Ночью Мадлена никак не могла отскоблить приставшую к ее коже на бедре рыбью чешую, а порез Жервезы вздулся, и вся она посинела настолько, что адмиралу пришлось зайти в Кадикс и оставить девушек на излечение в монастыре святой Агаты и одному отправиться в дальнейшее плавание.
Через два дня пришло известие, что фрегат, разбитый штормом, погиб где-то у марокканского берега.
Чешуйки на бедре Мадлены не только не отскочили, как ногти, вросли в тело и начали, размножаясь, расползаться дальше и дальше. Жервеза почувствовала, что ее посиневшие ноги покрылись слизью, из-под которой стала нарастать рыбья чешуя.
Для Федора перестало быть тайной, кто была встреченная им московская наяда, когда Мадлен, описывая тщетные усилия докторов и католических епископов, сообщила, что в конце концов на семейном совете было решено спрятать их подальше от Парижа. Мадлену сослали в город Лимож в монастырь серых кармелиток, а Жервеза уехала на несколько месяцев куда-то на восток, к мужу своей тетки, английскому дипломату.
“Где же она сейчас! Где Жервеза?” — воскликнул Федор, у которого от волнения пересохли губы и кружилась голова.
“Она утонула год тому назад, возвращаясь из Копенгагена в Англию. Бросилась в море, как только показались белые скалы Дувра”.
“Впрочем,— добавила Мадлена тихо,— видевшие ее гибель матросы говорили, что в волнах она поплыла и даже будто им показалось, что у нее вместо ног был виден рыбий хвост”.

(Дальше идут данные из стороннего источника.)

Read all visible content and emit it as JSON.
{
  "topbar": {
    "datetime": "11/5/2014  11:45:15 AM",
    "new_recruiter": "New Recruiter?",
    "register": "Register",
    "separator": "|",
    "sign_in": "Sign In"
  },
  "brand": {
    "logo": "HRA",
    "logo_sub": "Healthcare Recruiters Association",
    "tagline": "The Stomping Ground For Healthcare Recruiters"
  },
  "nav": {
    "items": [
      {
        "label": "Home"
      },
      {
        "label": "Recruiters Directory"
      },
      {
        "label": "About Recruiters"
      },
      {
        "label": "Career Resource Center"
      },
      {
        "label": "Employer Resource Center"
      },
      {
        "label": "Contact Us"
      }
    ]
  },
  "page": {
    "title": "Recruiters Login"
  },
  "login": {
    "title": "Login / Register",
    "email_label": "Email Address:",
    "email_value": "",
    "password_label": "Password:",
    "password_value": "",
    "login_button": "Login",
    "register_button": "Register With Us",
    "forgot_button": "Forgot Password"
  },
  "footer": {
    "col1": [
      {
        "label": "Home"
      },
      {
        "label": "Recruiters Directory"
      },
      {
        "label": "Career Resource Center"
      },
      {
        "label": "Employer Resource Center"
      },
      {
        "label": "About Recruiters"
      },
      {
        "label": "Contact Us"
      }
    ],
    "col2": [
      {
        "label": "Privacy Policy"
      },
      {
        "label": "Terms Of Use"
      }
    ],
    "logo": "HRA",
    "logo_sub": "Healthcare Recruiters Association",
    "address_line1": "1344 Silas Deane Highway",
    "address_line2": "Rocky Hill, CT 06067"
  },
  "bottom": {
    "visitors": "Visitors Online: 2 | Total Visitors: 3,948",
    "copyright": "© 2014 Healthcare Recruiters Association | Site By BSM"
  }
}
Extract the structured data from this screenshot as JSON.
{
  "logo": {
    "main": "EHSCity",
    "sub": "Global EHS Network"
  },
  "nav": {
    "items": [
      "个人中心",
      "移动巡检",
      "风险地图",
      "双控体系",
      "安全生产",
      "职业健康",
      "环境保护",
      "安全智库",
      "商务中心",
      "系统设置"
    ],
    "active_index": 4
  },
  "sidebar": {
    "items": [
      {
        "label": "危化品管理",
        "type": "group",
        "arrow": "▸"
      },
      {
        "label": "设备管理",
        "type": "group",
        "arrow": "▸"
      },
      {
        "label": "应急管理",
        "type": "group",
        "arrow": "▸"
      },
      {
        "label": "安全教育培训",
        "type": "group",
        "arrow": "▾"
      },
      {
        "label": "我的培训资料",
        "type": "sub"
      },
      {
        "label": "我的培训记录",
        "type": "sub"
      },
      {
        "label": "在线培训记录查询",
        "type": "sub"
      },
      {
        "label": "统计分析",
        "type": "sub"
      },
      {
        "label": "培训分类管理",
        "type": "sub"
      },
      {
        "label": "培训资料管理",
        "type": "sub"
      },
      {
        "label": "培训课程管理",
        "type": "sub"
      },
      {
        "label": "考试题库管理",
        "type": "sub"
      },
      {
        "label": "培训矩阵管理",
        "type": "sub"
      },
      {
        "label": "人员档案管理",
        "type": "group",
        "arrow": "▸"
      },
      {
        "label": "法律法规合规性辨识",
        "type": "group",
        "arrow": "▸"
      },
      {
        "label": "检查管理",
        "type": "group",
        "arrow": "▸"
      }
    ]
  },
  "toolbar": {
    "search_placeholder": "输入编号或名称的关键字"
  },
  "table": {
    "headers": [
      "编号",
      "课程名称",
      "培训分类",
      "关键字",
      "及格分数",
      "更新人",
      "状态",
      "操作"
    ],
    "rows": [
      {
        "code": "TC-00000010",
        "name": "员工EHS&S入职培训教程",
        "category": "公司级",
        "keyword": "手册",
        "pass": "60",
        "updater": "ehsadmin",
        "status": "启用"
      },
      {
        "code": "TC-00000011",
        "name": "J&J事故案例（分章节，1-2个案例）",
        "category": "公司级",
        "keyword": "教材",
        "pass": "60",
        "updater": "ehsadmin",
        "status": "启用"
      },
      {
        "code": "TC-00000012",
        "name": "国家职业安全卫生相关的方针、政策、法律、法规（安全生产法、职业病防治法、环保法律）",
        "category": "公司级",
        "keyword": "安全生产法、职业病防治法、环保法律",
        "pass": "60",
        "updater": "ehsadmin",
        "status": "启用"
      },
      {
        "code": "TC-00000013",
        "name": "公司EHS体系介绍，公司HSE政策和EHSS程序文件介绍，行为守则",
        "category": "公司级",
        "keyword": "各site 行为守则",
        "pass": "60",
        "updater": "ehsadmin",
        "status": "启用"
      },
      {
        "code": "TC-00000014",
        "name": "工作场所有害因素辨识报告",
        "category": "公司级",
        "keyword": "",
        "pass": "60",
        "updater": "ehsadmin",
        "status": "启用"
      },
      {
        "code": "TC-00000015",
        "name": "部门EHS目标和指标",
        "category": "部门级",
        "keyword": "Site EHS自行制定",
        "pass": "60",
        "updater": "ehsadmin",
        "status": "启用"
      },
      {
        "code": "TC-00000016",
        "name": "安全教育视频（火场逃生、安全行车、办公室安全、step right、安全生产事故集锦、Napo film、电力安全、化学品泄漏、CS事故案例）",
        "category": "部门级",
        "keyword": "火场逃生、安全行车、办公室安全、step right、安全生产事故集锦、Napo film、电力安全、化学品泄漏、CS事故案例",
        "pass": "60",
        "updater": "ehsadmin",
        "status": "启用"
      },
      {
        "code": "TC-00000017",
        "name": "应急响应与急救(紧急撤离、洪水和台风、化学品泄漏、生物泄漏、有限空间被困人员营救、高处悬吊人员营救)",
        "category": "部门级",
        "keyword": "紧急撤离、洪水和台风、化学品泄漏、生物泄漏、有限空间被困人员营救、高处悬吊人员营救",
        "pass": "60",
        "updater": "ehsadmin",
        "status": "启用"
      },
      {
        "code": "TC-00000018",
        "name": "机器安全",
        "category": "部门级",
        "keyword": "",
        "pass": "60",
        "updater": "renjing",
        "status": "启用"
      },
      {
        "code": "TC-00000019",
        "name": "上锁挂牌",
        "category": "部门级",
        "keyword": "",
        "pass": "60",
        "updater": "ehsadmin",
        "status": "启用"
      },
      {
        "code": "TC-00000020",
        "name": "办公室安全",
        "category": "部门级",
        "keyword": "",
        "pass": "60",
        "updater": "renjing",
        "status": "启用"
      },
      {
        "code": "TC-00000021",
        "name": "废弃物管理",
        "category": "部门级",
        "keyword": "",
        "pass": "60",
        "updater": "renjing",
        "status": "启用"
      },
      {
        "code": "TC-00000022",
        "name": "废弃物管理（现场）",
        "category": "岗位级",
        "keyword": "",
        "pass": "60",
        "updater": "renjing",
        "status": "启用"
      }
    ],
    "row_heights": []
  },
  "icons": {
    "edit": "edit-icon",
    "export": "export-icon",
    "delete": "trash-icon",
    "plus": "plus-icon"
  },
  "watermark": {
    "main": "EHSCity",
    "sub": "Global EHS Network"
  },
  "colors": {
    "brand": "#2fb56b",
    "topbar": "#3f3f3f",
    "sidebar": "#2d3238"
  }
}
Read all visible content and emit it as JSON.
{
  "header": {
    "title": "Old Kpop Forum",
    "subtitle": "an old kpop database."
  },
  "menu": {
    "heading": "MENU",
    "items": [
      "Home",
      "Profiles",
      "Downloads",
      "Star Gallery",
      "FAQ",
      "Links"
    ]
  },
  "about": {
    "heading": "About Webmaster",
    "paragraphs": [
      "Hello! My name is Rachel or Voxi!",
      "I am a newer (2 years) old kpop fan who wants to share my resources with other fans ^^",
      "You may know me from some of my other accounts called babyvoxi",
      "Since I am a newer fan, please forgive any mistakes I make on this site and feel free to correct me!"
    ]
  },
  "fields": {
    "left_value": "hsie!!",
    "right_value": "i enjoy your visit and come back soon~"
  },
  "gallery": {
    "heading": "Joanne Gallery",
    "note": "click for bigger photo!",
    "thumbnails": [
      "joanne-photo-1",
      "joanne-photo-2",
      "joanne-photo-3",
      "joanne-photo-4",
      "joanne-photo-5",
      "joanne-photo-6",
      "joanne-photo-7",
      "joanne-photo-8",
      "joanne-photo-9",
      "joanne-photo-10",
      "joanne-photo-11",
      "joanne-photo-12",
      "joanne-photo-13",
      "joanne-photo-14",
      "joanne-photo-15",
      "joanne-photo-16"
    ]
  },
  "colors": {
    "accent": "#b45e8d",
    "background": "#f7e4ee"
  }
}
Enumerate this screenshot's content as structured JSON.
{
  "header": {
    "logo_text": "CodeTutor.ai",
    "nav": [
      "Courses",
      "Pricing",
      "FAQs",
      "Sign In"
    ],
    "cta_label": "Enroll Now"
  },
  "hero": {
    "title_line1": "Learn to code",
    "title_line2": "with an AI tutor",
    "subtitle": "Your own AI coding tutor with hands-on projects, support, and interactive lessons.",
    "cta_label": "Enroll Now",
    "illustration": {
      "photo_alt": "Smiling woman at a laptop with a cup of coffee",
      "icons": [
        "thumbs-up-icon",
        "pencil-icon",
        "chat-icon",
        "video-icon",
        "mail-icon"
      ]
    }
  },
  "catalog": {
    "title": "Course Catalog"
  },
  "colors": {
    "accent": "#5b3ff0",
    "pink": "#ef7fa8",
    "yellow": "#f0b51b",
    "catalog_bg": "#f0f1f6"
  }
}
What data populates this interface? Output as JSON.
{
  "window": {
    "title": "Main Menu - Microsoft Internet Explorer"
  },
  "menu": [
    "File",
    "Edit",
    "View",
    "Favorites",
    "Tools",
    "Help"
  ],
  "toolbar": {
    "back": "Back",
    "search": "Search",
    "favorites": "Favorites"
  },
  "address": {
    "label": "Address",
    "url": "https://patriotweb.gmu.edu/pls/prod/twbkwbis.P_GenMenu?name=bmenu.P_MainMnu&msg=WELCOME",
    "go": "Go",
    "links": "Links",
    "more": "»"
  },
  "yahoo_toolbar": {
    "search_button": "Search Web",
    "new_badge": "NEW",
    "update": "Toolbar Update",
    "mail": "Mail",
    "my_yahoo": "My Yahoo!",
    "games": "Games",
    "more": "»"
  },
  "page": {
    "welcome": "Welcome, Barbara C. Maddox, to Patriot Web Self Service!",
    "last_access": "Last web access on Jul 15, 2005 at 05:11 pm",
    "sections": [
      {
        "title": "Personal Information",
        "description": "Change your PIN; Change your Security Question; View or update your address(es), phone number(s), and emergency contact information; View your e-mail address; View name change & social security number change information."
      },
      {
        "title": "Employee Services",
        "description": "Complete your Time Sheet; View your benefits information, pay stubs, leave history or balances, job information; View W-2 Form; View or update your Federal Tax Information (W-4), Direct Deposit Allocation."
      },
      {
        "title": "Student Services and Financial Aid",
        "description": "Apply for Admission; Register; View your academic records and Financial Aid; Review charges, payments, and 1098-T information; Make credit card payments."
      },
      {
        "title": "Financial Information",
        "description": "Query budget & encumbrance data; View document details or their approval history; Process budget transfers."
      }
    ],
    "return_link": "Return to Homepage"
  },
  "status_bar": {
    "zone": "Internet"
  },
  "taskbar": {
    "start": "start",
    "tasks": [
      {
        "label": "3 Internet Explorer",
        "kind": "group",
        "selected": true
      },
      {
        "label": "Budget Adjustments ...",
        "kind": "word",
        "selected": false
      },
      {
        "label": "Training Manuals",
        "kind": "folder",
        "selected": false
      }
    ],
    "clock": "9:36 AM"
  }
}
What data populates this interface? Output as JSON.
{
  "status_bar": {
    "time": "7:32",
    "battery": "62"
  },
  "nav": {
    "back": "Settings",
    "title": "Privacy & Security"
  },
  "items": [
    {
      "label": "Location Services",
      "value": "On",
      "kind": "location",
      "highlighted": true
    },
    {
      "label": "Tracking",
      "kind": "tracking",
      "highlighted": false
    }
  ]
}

Руки Федора дрожали. Он гладил белокурые пряди волос своей подруги, а в предрассветном розовом тумане, клубившемся в саду, ему чудились черные косы, когда-то виденные им в Лефортовском домике.
Глава IV. “Эликсир Трирского архиепископа”
“И учрежденное врачебных дел начальство Полезным признает сие твое лекарство”.
Б. Рубан
Большая черная карета, громыхая по камням крепостного моста, въезжала в узкие улицы Кельна.
Мадлена, наполовину высунув свое преисполненное счастьем и радостью лицо из-за занавесей кареты, смотрела на стройную фигуру Бутурлина, ехавшего рядом с экипажем и рассказывавшего ей о строителях собора и адском литейщике его дверей.
Аббат Флори дремал, откинувшись на спинку сиденья. Старый иезуит нагнал влюбленных в Кобленце и, узнав тайну Мадлены, убедил ее бросить старые бредни кабалистов о морских женщинах и заняться поисками склянки архиепископа трирского Мелхиседека с остатками той святой воды, при помощи которой трирский угодник исцелил 500 прокаженных и изгнал бесов из 5000 бесноватых, представших ему в праздник святой пятидесятницы в 1074 году.